We're implementing NLP solution, where we have a bunch of paragraphs text and tables. We've used google's burt for NLP, and it works great on text. However, if we ask a question whose answer lies in a table value then our nlp solution wouldn't work. Because it only works on natural language text (sentence, paragraph etc).

So, in order to get the answer from a table (dataframe) we're thinking to convert the whole dataframe into a natural language text which perserve the relation of each cell with its corresponding column name and row. For example:

+------------+-----------+--------+--+
| First Name | Last Name | Gender |  |
+------------+-----------+--------+--+
| Ali        | Asad      | Male   |  |
| Sara       | Dell      | Female |  |
+------------+-----------+--------+--+

Will become:

  • First Name is Ali, Last Name is Asad, and Gender is Male
  • First Name is Sara, Last Name is Dell, and Gender is Female

This will help us to find the right answer, for example, if I ask 'What's the Gender of 'Ali', then our NLP solution will give us the answer 'Male'.
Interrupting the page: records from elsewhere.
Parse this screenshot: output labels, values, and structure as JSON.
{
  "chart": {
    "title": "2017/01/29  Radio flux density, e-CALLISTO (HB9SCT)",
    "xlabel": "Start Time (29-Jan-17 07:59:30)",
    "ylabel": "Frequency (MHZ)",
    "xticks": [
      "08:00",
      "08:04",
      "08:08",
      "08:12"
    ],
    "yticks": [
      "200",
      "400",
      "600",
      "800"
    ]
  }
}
I'm wondering is there any library available in python that converts a dataframe into a natural language text. Or shall I have to do it manually?

Many thanks


Solution

  • If you want to store it in a list you can easily do

    text=[]
    for index,rows in df.iterrows():
      a='First Name is {0}, Last Name is {1} and Gender is {2}'.format(df['First Name'] 
      [index],df['Last Name'][index],df['Gender'][index])
      text.append(a)
    print(text)
    

    You can then convert this list in natural language so that model can understand.